Parent written by ioindc

this is one of the battles you will face -- and as the parent of this particular 12 year old, you are well aware of them. The fact is, every child, even those with Autism, will have to learn some boundaries. They will have a hard time processing what you're telling them, but tell you must. They *have* to understand the difference between physical friends and online ones. In our home, the rule is, you can "friend" online kids you know in real life. It's a matter of safety, as well as social skills. A kid with autism has much higher needs for building social skills, and playing exclusively online will replace much of the practice he should be getting through real interactions. This is the age at which it gets tough for everyone, but if he fails to build those skills now, his future will be much harder to manage. Any kid this age will have a hard time understanding that profiles are not necessarily real. It is particularly difficult for a kid with autism, who tends to perceive the world in more rigid terms. This puts your child at a particularly high risk if his only relationships are online. Now if the game he's playing is even objectionable, you have even more reasons to spend the time to explain to him why this is a problem.

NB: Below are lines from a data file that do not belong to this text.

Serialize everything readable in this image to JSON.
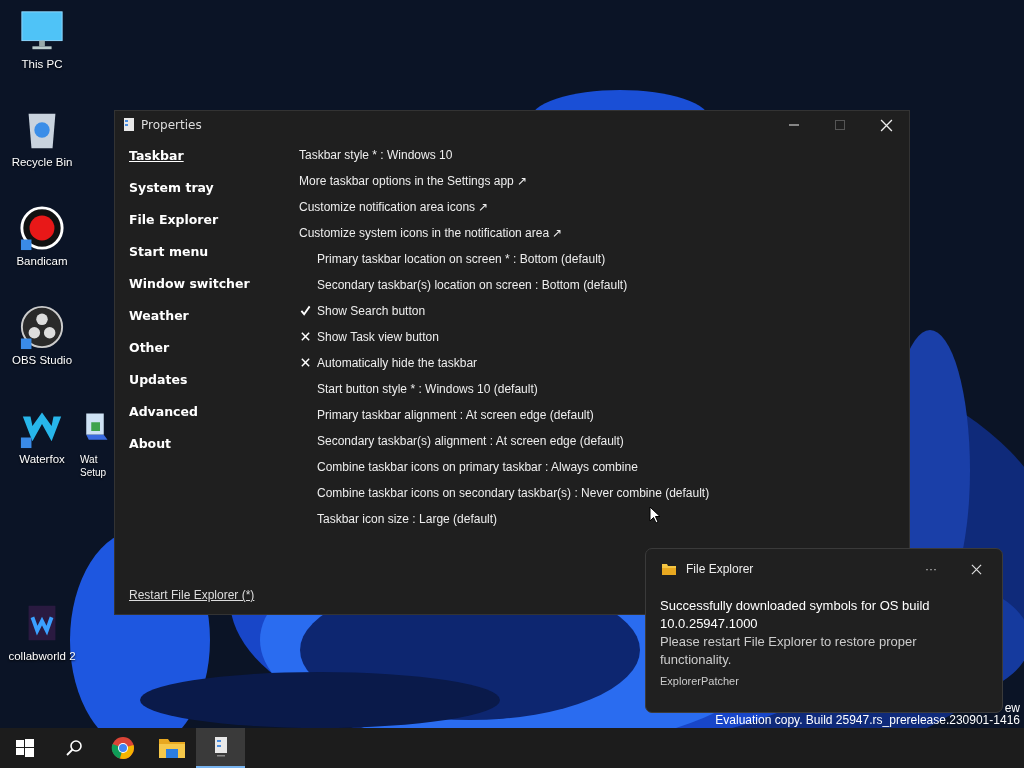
{
  "desktop_icons": [
    {
      "kind": "pc",
      "label": "This PC"
    },
    {
      "kind": "bin",
      "label": "Recycle Bin"
    },
    {
      "kind": "bandicam",
      "label": "Bandicam"
    },
    {
      "kind": "obs",
      "label": "OBS Studio"
    },
    {
      "kind": "waterfox",
      "label": "Waterfox"
    },
    {
      "kind": "setup",
      "label": "Wat Setup"
    },
    {
      "kind": "collab",
      "label": "collabworld 2"
    }
  ],
  "window": {
    "title": "Properties",
    "controls": [
      {
        "kind": "minimize",
        "disabled": false
      },
      {
        "kind": "maximize",
        "disabled": true
      },
      {
        "kind": "close",
        "disabled": false
      }
    ],
    "sidebar": {
      "items": [
        {
          "label": "Taskbar",
          "selected": true
        },
        {
          "label": "System tray",
          "selected": false
        },
        {
          "label": "File Explorer",
          "selected": false
        },
        {
          "label": "Start menu",
          "selected": false
        },
        {
          "label": "Window switcher",
          "selected": false
        },
        {
          "label": "Weather",
          "selected": false
        },
        {
          "label": "Other",
          "selected": false
        },
        {
          "label": "Updates",
          "selected": false
        },
        {
          "label": "Advanced",
          "selected": false
        },
        {
          "label": "About",
          "selected": false
        }
      ]
    },
    "settings": [
      {
        "kind": "plain",
        "text": "Taskbar style * : Windows 10"
      },
      {
        "kind": "link",
        "text": "More taskbar options in the Settings app ↗"
      },
      {
        "kind": "link",
        "text": "Customize notification area icons ↗"
      },
      {
        "kind": "link",
        "text": "Customize system icons in the notification area ↗"
      },
      {
        "kind": "option",
        "text": "Primary taskbar location on screen * : Bottom (default)"
      },
      {
        "kind": "option",
        "text": "Secondary taskbar(s) location on screen : Bottom (default)"
      },
      {
        "kind": "toggle",
        "text": "Show Search button",
        "checked": true
      },
      {
        "kind": "toggle",
        "text": "Show Task view button",
        "checked": false
      },
      {
        "kind": "toggle",
        "text": "Automatically hide the taskbar",
        "checked": false
      },
      {
        "kind": "option",
        "text": "Start button style * : Windows 10 (default)"
      },
      {
        "kind": "option",
        "text": "Primary taskbar alignment : At screen edge (default)"
      },
      {
        "kind": "option",
        "text": "Secondary taskbar(s) alignment : At screen edge (default)"
      },
      {
        "kind": "option",
        "text": "Combine taskbar icons on primary taskbar : Always combine"
      },
      {
        "kind": "option",
        "text": "Combine taskbar icons on secondary taskbar(s) : Never combine (default)"
      },
      {
        "kind": "option",
        "text": "Taskbar icon size : Large (default)"
      }
    ],
    "footer_link": "Restart File Explorer (*)"
  },
  "watermark": [
    "ew",
    "Evaluation copy. Build 25947.rs_prerelease.230901-1416"
  ],
  "toast": {
    "app": "File Explorer",
    "more": "···",
    "title": "Successfully downloaded symbols for OS build 10.0.25947.1000",
    "body": "Please restart File Explorer to restore proper functionality.",
    "source": "ExplorerPatcher"
  },
  "taskbar": [
    {
      "kind": "start",
      "selected": false
    },
    {
      "kind": "search",
      "selected": false
    },
    {
      "kind": "browser",
      "selected": false
    },
    {
      "kind": "folder",
      "selected": false
    },
    {
      "kind": "app",
      "selected": true
    }
  ]
}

It's really not easy, but really, that's the job that needs to happen. (You're not a troll, trying to enforce some sick stereotype between autistic boys, videogames and shooting, right?)
Adult written by Norman d.

Here's our situation. Our 12 year old recently built his own gaming tower using his Xmas money. Most of his friends play online as opposed to parks or schoolyards. He's also on the spectrum so now having online friends is so important to him. He also has a big brother that comes over once a week. They either hang out or visit a museum,go climbing or a gaming Cafe. One of his online games is a violent single shooter game which we have both ethical and moral issues with. The game has snipers in it. We've told him we are bothered by it and not play it anymore. Well,you can imagine the ensuring storm. " I don't have a brother or a lot of friends and the ones I have are at my school and we all play online. You can't take that away from me" he's a pretty headstrong young man. Is there a compromise here? A voice if experience would help me here.
Teen, 15 years old written by Pinkpoint13

Please don't ignore your moral confliction. Not putting your foot down will only make you feel like you have failed. Your child can discuss many different alternative games to play with his friends. Violence like that in the media stays in peoples minds and hearts even if its not obvious. Its a stronghold. This country has seen its share of gun violence.
Parent written by Damian F.

Gun violence has no correlation with video games. Let your kid play the game he likes, and stop trying to be a nosey parent. Yes we should pay attention to what our kids like, but if you go on a tout about how much you hate guns, or whatever else, they’re not going to listen. You’ve already tuned them off the moment you brought up the subject. A better conversation would be about how the real world works vs. video games.
Adult written by Norman d.

Thanks for the response. No,I'm not a troll. I mentioned he was on the spectrum because he has a remarkable ability to hyperfocus on things he likes ( gaming) and things he's not sure he really needs to do( sitting quietly and reading a ya novel or ya nonfiction). Anyone with a similar child could relate to that.